Manufacturers seek urgent interventions to unlock real sector’s potential

Stakeholders in the country’s manufacturing sector have, again, made a strong case for firm policy interventions to unlock production potential, noting that the government holds the primary responsibility of creating an enabling environment to salvage the sector.
 
This, they said, requires strategic action across infrastructure, fiscal and monetary policies and regional integration. Speaking at the BusinessDay Manufacturing Conference, which was held in Lagos and themed: “Unlocking Nigeria’s Manufacturing Potential: Strategies for Sustainable Growth Amid Economic Turbulence,” manufacturers urged the Federal Government to formally enact a gazetted policy, mandating the patronage of locally made goods under the ‘Nigeria First policy’. They noted that legal enforcement is critical to reducing import dependency and strengthening the industrial sector.

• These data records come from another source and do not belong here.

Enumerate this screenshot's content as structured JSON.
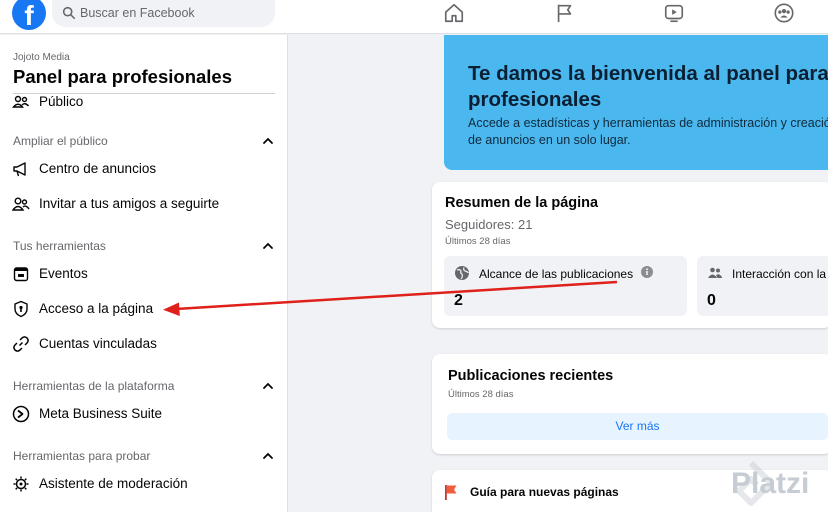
{
  "topbar": {
    "logo": "f",
    "search_placeholder": "Buscar en Facebook",
    "nav_icons": [
      "home-icon",
      "flag-icon",
      "video-icon",
      "groups-icon"
    ]
  },
  "sidebar": {
    "page_name": "Jojoto Media",
    "title": "Panel para profesionales",
    "top_item": "Público",
    "sections": [
      {
        "title": "Ampliar el público",
        "items": [
          "Centro de anuncios",
          "Invitar a tus amigos a seguirte"
        ]
      },
      {
        "title": "Tus herramientas",
        "items": [
          "Eventos",
          "Acceso a la página",
          "Cuentas vinculadas"
        ]
      },
      {
        "title": "Herramientas de la plataforma",
        "items": [
          "Meta Business Suite"
        ]
      },
      {
        "title": "Herramientas para probar",
        "items": [
          "Asistente de moderación"
        ]
      }
    ]
  },
  "welcome": {
    "title_line1": "Te damos la bienvenida al panel para",
    "title_line2": "profesionales",
    "desc_line1": "Accede a estadísticas y herramientas de administración y creación",
    "desc_line2": "de anuncios en un solo lugar."
  },
  "summary": {
    "title": "Resumen de la página",
    "followers": "Seguidores: 21",
    "period": "Últimos 28 días",
    "metrics": [
      {
        "label": "Alcance de las publicaciones",
        "value": "2"
      },
      {
        "label": "Interacción con la página",
        "value": "0"
      }
    ]
  },
  "recent": {
    "title": "Publicaciones recientes",
    "period": "Últimos 28 días",
    "more_label": "Ver más"
  },
  "guide": {
    "label": "Guía para nuevas páginas"
  },
  "watermark": "Platzi",
  "colors": {
    "brand": "#1877f2",
    "welcome_bg": "#4ab8ee",
    "annotation_arrow": "#e0201b"
  }
}
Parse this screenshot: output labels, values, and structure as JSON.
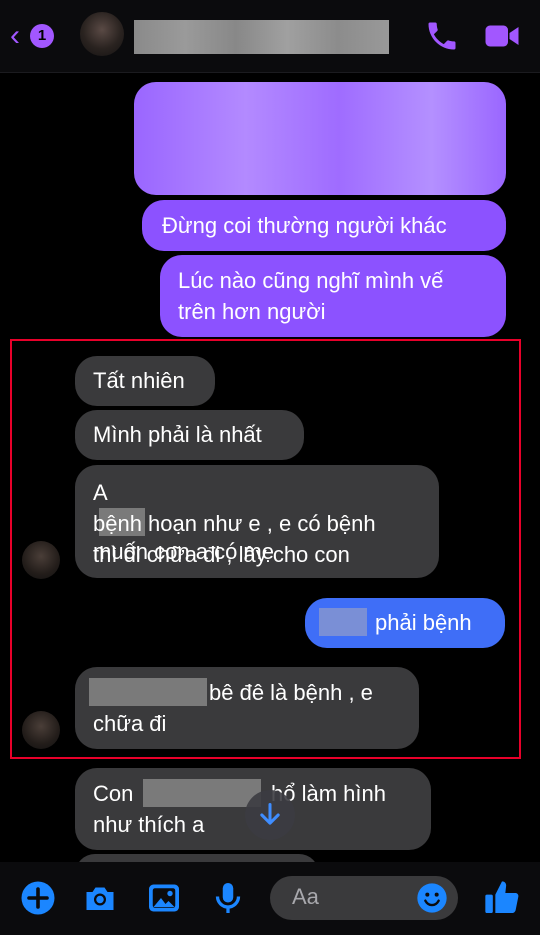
{
  "header": {
    "unread_count": "1",
    "icons": [
      "chevron-left-icon",
      "phone-icon",
      "video-camera-icon"
    ]
  },
  "messages": {
    "out_1_line1": "Đừng coi thường người khác",
    "out_2_line1": "Lúc nào cũng nghĩ mình vế",
    "out_2_line2": "trên hơn người",
    "in_1": "Tất nhiên",
    "in_2": "Mình phải là nhất",
    "in_3_line1_a": "A",
    "in_3_line1_b": "muốn con a có mẹ",
    "in_3_line2": "bệnh hoạn như e , e có bệnh",
    "in_3_line3": "thì đi chữa đi , lây cho con",
    "out_3_after": "phải bệnh",
    "in_4_line1_after": "bê đê là bệnh , e",
    "in_4_line2": "chữa đi",
    "in_5_line1_a": "Con",
    "in_5_line1_b": "hổ làm hình",
    "in_5_line2": "như thích a"
  },
  "composer": {
    "placeholder": "Aa",
    "icons": [
      "plus-icon",
      "camera-icon",
      "image-icon",
      "microphone-icon",
      "emoji-icon",
      "thumbs-up-icon"
    ]
  },
  "colors": {
    "outgoing_purple": "#8c52ff",
    "outgoing_blue": "#3f6ef7",
    "incoming_gray": "#3a3a3c",
    "accent": "#a257ff",
    "composer_blue": "#1b86ff",
    "highlight_frame": "#e8002a"
  }
}
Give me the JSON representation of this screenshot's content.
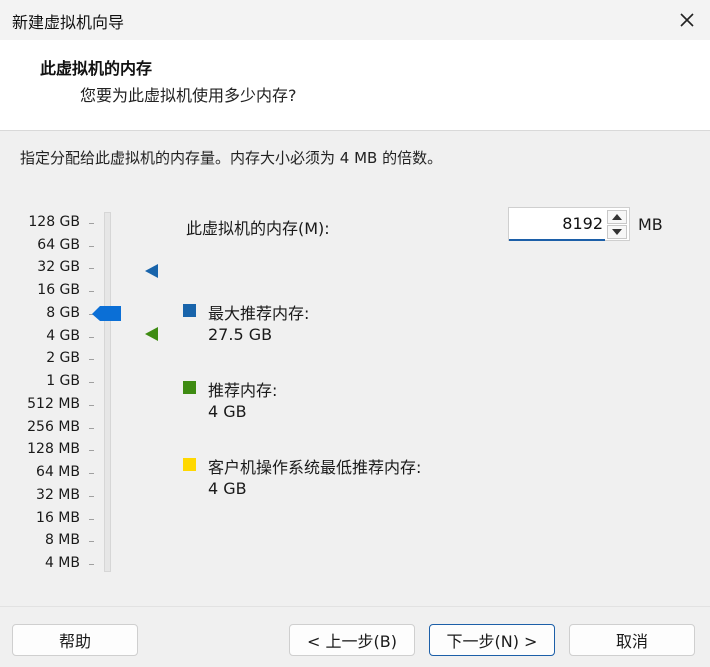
{
  "window": {
    "title": "新建虚拟机向导"
  },
  "header": {
    "title": "此虚拟机的内存",
    "subtitle": "您要为此虚拟机使用多少内存?"
  },
  "instructions": "指定分配给此虚拟机的内存量。内存大小必须为 4 MB 的倍数。",
  "memory_scale": {
    "ticks": [
      "128 GB",
      "64 GB",
      "32 GB",
      "16 GB",
      "8 GB",
      "4 GB",
      "2 GB",
      "1 GB",
      "512 MB",
      "256 MB",
      "128 MB",
      "64 MB",
      "32 MB",
      "16 MB",
      "8 MB",
      "4 MB"
    ],
    "selected": "8 GB"
  },
  "memory_field": {
    "label": "此虚拟机的内存(M):",
    "value": "8192",
    "unit": "MB"
  },
  "legend": [
    {
      "label": "最大推荐内存:",
      "value": "27.5 GB",
      "color": "#1864ab"
    },
    {
      "label": "推荐内存:",
      "value": "4 GB",
      "color": "#3e8b12"
    },
    {
      "label": "客户机操作系统最低推荐内存:",
      "value": "4 GB",
      "color": "#ffd800"
    }
  ],
  "buttons": {
    "help": "帮助",
    "back": "< 上一步(B)",
    "next": "下一步(N) >",
    "cancel": "取消"
  },
  "colors": {
    "accent": "#1c5fa8",
    "thumb": "#0b6fd6"
  }
}
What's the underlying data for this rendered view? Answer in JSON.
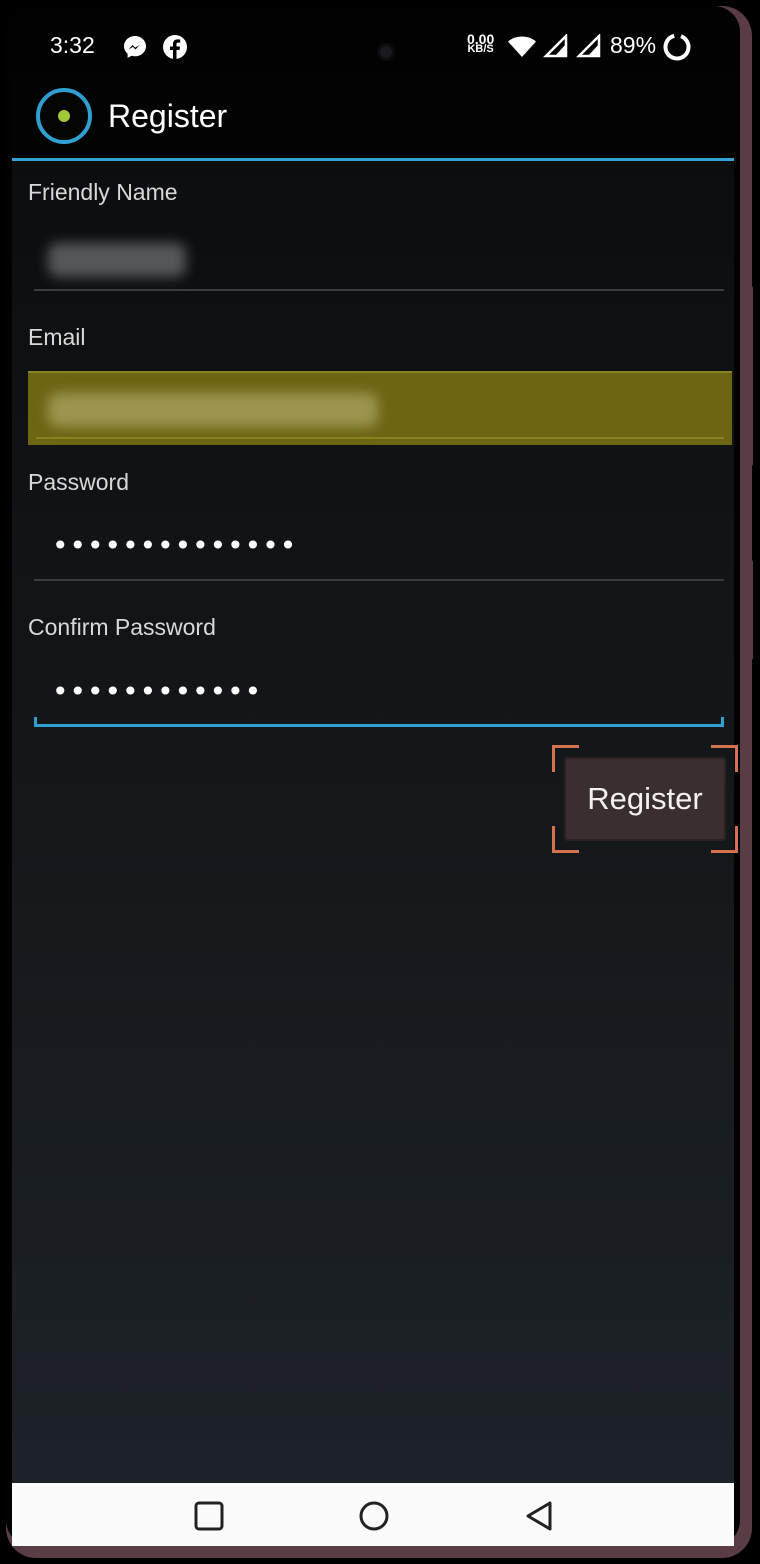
{
  "status_bar": {
    "time": "3:32",
    "notification_icons": [
      "messenger-icon",
      "facebook-icon"
    ],
    "network_speed_value": "0.00",
    "network_speed_unit": "KB/S",
    "battery_percent": "89%"
  },
  "app_bar": {
    "title": "Register",
    "icon": "android-app-icon",
    "accent_color": "#34a2d4"
  },
  "form": {
    "friendly_name_label": "Friendly Name",
    "email_label": "Email",
    "password_label": "Password",
    "password_value": "••••••••••••••",
    "confirm_password_label": "Confirm Password",
    "confirm_password_value": "••••••••••••",
    "email_highlight_color": "#6c6514"
  },
  "actions": {
    "register_label": "Register",
    "highlight_color": "#d6714f"
  },
  "nav_bar": {
    "icons": [
      "recents-icon",
      "home-icon",
      "back-icon"
    ]
  }
}
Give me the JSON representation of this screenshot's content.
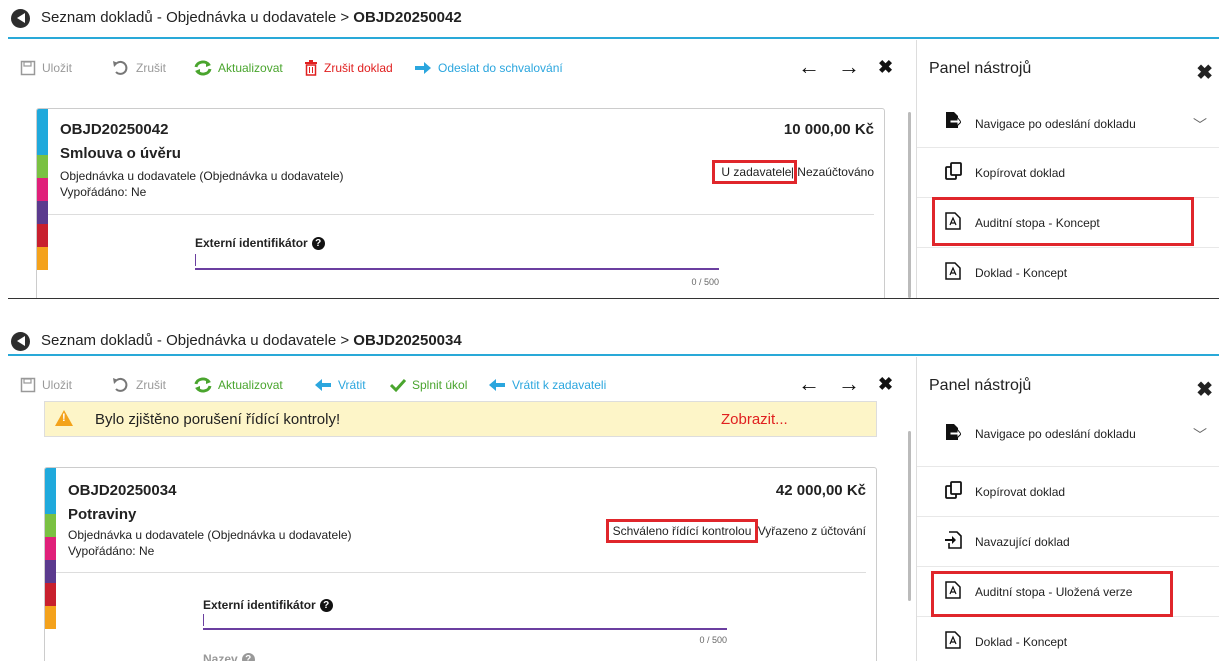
{
  "screen1": {
    "breadcrumb_prefix": "Seznam dokladů - Objednávka u dodavatele >",
    "breadcrumb_doc": "OBJD20250042",
    "toolbar": {
      "save": "Uložit",
      "cancel": "Zrušit",
      "refresh": "Aktualizovat",
      "delete_doc": "Zrušit doklad",
      "send_approval": "Odeslat do schvalování"
    },
    "card": {
      "doc_no": "OBJD20250042",
      "amount": "10 000,00 Kč",
      "name": "Smlouva o úvěru",
      "type": "Objednávka u dodavatele (Objednávka u dodavatele)",
      "settled": "Vypořádáno: Ne",
      "status_main": "U zadavatele",
      "status_sep": "|",
      "status_acc": "Nezaúčtováno",
      "field_label": "Externí identifikátor",
      "counter": "0 / 500"
    },
    "panel": {
      "title": "Panel nástrojů",
      "items": [
        "Navigace po odeslání dokladu",
        "Kopírovat doklad",
        "Auditní stopa - Koncept",
        "Doklad - Koncept"
      ]
    }
  },
  "screen2": {
    "breadcrumb_prefix": "Seznam dokladů - Objednávka u dodavatele >",
    "breadcrumb_doc": "OBJD20250034",
    "toolbar": {
      "save": "Uložit",
      "cancel": "Zrušit",
      "refresh": "Aktualizovat",
      "return": "Vrátit",
      "complete_task": "Splnit úkol",
      "return_to_submitter": "Vrátit k zadavateli"
    },
    "warning": {
      "text": "Bylo zjištěno porušení řídící kontroly!",
      "link": "Zobrazit..."
    },
    "card": {
      "doc_no": "OBJD20250034",
      "amount": "42 000,00 Kč",
      "name": "Potraviny",
      "type": "Objednávka u dodavatele (Objednávka u dodavatele)",
      "settled": "Vypořádáno: Ne",
      "status_main": "Schváleno řídící kontrolou",
      "status_acc": "Vyřazeno z účtování",
      "field_label": "Externí identifikátor",
      "counter": "0 / 500",
      "field2_label": "Nazev"
    },
    "panel": {
      "title": "Panel nástrojů",
      "items": [
        "Navigace po odeslání dokladu",
        "Kopírovat doklad",
        "Navazující doklad",
        "Auditní stopa - Uložená verze",
        "Doklad - Koncept"
      ]
    }
  },
  "colors": {
    "accent": "#29a9d8",
    "green": "#4aa52e",
    "red": "#e02020",
    "highlight": "#e0262b",
    "stripes": [
      "#1fa9dc",
      "#1fa9dc",
      "#7ac142",
      "#e0207a",
      "#5b3a8e",
      "#c8202e",
      "#f4a21c"
    ]
  }
}
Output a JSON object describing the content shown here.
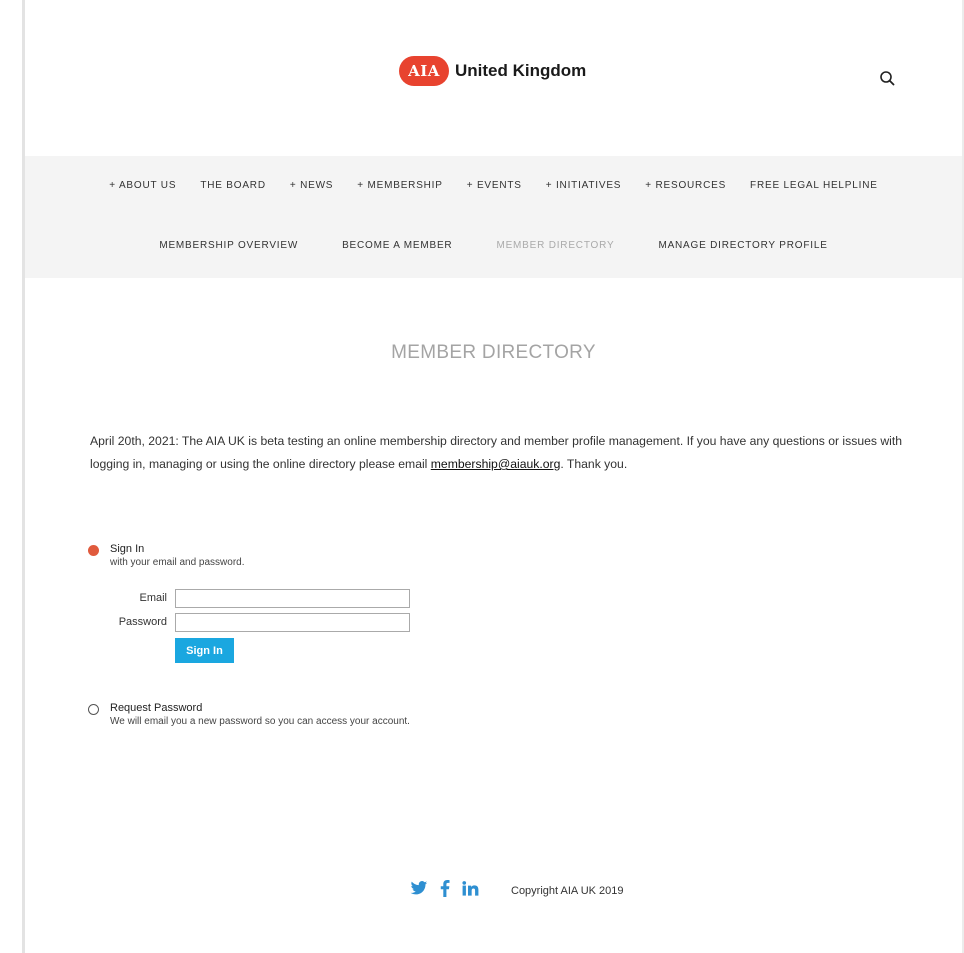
{
  "header": {
    "logo_badge": "AIA",
    "logo_text": "United Kingdom",
    "search_icon": "search-icon"
  },
  "nav": {
    "primary": [
      {
        "label": "+ ABOUT US"
      },
      {
        "label": "THE BOARD"
      },
      {
        "label": "+ NEWS"
      },
      {
        "label": "+ MEMBERSHIP"
      },
      {
        "label": "+ EVENTS"
      },
      {
        "label": "+ INITIATIVES"
      },
      {
        "label": "+ RESOURCES"
      },
      {
        "label": "FREE LEGAL HELPLINE"
      }
    ],
    "sub": [
      {
        "label": "MEMBERSHIP OVERVIEW",
        "active": false
      },
      {
        "label": "BECOME A MEMBER",
        "active": false
      },
      {
        "label": "MEMBER DIRECTORY",
        "active": true
      },
      {
        "label": "MANAGE DIRECTORY PROFILE",
        "active": false
      }
    ]
  },
  "page": {
    "title": "MEMBER DIRECTORY",
    "notice_before": "April 20th, 2021: The AIA UK is beta testing an online membership directory and member profile management. If you have any questions or issues with logging in, managing or using the online directory please email ",
    "notice_link": "membership@aiauk.org",
    "notice_after": ". Thank you."
  },
  "signin": {
    "title": "Sign In",
    "desc": "with your email and password.",
    "email_label": "Email",
    "email_value": "",
    "password_label": "Password",
    "password_value": "",
    "button": "Sign In"
  },
  "request_password": {
    "title": "Request Password",
    "desc": "We will email you a new password so you can access your account."
  },
  "footer": {
    "social_icons": [
      "twitter-icon",
      "facebook-icon",
      "linkedin-icon"
    ],
    "copyright": "Copyright AIA UK 2019"
  },
  "colors": {
    "brand_red": "#e8432f",
    "radio_active": "#e05a3d",
    "button_blue": "#1aa7e0",
    "social_blue": "#2e8fd1",
    "nav_band": "#f4f4f4"
  }
}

Director-General of, Manufacturers Association of Nigeria (MAN), Segun Ajayi-Kadir, stressed the need for the ‘Nigeria First’ policy to become a binding law. He argued that this would promote transparency, raise public awareness, and ensure enforcement across both public and private sectors. He said without legal consequences for violations, the policy risks becoming another unenforced recommendation. He said heads of organisations, including CEOs of public agencies, must face penalties for non-compliance.
   
Ajayi-Kadir added that mere directives are insufficient without systemic incentives for backward integration and local content development. “By prioritising and actively supporting locally made goods, consumers stimulate demand for domestic products, encourage increased manufacturing and pave the way for export growth with fewer rejections,” he said.
   
Linking the surge in unsold manufactured goods to dwindling consumer purchasing power, exacerbated by inflation and high production costs, he said, “When disposable incomes shrink, demand for local products decline, leaving the market vulnerable to smuggled and substandard imports.”
 
External Affairs Director, British American Tobacco (BAT) West and Central Africa, Odiri Erewa-Meggison, highlighted the critical role of human capital, sustainability and policy consistency in driving Nigeria’s industrial growth. She reiterated how domestic market stability fuels global competitiveness. “It is important to ensure that Nigerian-made goods are competitive and can generate much-needed FX,” she said.
   
 Despite opportunities in the sector, manufacturers acknowledged significant challenges hindering the patronage of made-in-Nigeria products, including low consumer purchasing power, the influx of substandard and smuggled goods and skyrocketing production costs.
 
The panel session discussed navigating Nigeria’s economic turbulence through innovation, policy reforms and collaborative governance. Chief Executive Officer (CEO) of Coleman Technical Industries Limited, George Onafowokan, highlighted how erratic power supply and poor infrastructure inflate production costs.      
 
“30 per cent of production costs go to diesel purchase alone. Until Nigeria fixes electricity, manufacturers will struggle to compete globally,” he said.
 
Noting that more foreign investors are entering Nigeria to establish businesses despite prevailing economic challenges, even as some local businesses continued to complain about the operating environment, he urged local manufacturers to look inward and explore opportunities within the country.  Decrying the issue of multiple taxation, he noted it remained detrimental to the sector. 
 
In the same vein, the founder of Zetamind Consulting Limited, Adetunji Aderinto, remarked that foreign investors often recognise prospects in the Nigerian market that many local manufacturers overlook. He advised manufacturers to reduce costs through technology adoption and data utilisation.
 
Director-General, Lagos Chamber of Commerce and Industry (LCCI), Dr Chinyere Almona, blasted the government’s inconsistent policies, citing the sudden four per cent import levy proposed by customs in Q1 2025. “Arbitrary regulations disrupt planning. We need a Manufacturing Policy Council to align stakeholders before decisions are made,” she said.
     
On his part, the DG of the Nigerian Association of Chambers of Commerce, Industry, Mines and Agriculture (NACCIMA), Olusola Obadimu, noted that only 12 per cent of SMEs understand the African Continental Free Trade Area (AfCFTA) procedures, urging trade associations to scale awareness campaigns. He called on the Federal Government and the Central Bank of Nigeria (CBN) to take urgent steps to curb inflation while urging state governments to focus on people-centric development rather than internally generated revenue.
     
Panelists unanimously endorsed the idea of a standing public-private dialogue platform to preempt disruptive policies; insisting that legislative muscle, not just policy pronouncements, will determine whether the country transitions from import reliance to industrial self-sufficiency.